You may be wondering why I speak with such passion on this topic in particular. I say all this as a person that didn’t come from a rich family and my parents never paid for a degree at an international university. I did try to enter a government university. In fact I ended up with a BCC result in A Levels completing it in Bio stream. I didn’t want to become a doctor though, as far as I can remember, I always wanted to work with technology. Software engineering interested me, so I started working to collect money for a diploma course. So after my A Levels I worked in a variety of jobs from sales & marketing to web and graphic design.
Finally I enrolled on a diploma course in software engineering at one of the country’s most reputed institutions, I paid fees myself, I didn’t depend on my parents, I knew they did the best they could. So this went on for about three years, and I was studying part time attending classes (and learning online as well) while in a full time job. And guess what, I finally ended up with a degree in Software Engineering from one of the UK’s best modern universities. This is why I’m a firm believer that you can achieve whatever goal you want if you put in the right amount of talent, and if you’re talented and dedicated in the field. I don’t think there’s an excuse because at the end of the day there’s just no substitute for hardwork. If I finally became a software engineer without having all the “rich” cards in my hand from the beginning, no big money to depend on, then anyone can reach their potential.

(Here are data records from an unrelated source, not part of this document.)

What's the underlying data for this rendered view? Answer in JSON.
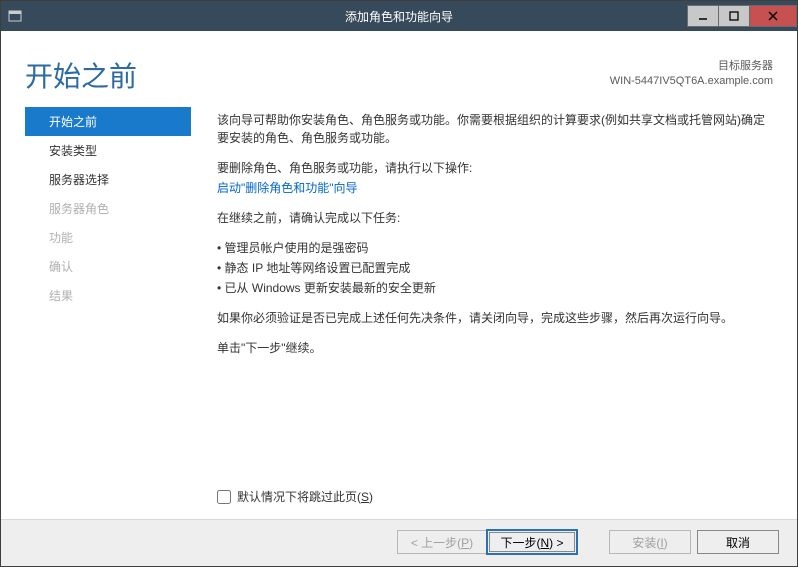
{
  "titlebar": {
    "title": "添加角色和功能向导"
  },
  "header": {
    "heading": "开始之前",
    "target_label": "目标服务器",
    "target_value": "WIN-5447IV5QT6A.example.com"
  },
  "sidebar": {
    "items": [
      {
        "label": "开始之前",
        "state": "active"
      },
      {
        "label": "安装类型",
        "state": "enabled"
      },
      {
        "label": "服务器选择",
        "state": "enabled"
      },
      {
        "label": "服务器角色",
        "state": "disabled"
      },
      {
        "label": "功能",
        "state": "disabled"
      },
      {
        "label": "确认",
        "state": "disabled"
      },
      {
        "label": "结果",
        "state": "disabled"
      }
    ]
  },
  "main": {
    "intro": "该向导可帮助你安装角色、角色服务或功能。你需要根据组织的计算要求(例如共享文档或托管网站)确定要安装的角色、角色服务或功能。",
    "remove_label": "要删除角色、角色服务或功能，请执行以下操作:",
    "remove_link": "启动\"删除角色和功能\"向导",
    "before_continue": "在继续之前，请确认完成以下任务:",
    "bullets": [
      "• 管理员帐户使用的是强密码",
      "• 静态 IP 地址等网络设置已配置完成",
      "• 已从 Windows 更新安装最新的安全更新"
    ],
    "verify_note": "如果你必须验证是否已完成上述任何先决条件，请关闭向导，完成这些步骤，然后再次运行向导。",
    "click_next": "单击\"下一步\"继续。"
  },
  "skip": {
    "label_pre": "默认情况下将跳过此页(",
    "label_hotkey": "S",
    "label_post": ")"
  },
  "footer": {
    "prev_pre": "< 上一步(",
    "prev_hot": "P",
    "prev_post": ")",
    "next_pre": "下一步(",
    "next_hot": "N",
    "next_post": ") >",
    "install_pre": "安装(",
    "install_hot": "I",
    "install_post": ")",
    "cancel": "取消"
  }
}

There is a role for the government to play in ensuring private campus in Sri Lanka are up to standards in their curriculum and are teaching job relevant skills for the current economy. The ideal is if we could unite both the best private universities in Sri Lanka and government universities such that they work together to innovate research and develop. We could create our own “Ivy League” equivalent universities here in Sri Lanka, liking by transforming good universities Moratuva and Colombo making them modern with good state of the art facilities and engaging cutting edge research in South Asia. It’s up to us to bridge this “government/ private” divide we’ve created… It’s time we united back the old clique of school friends that played sports together in the same playground, and even ate from the same lunch packet! We should never be jealous of our neighbour’s success, cause you know what? We’re in this together.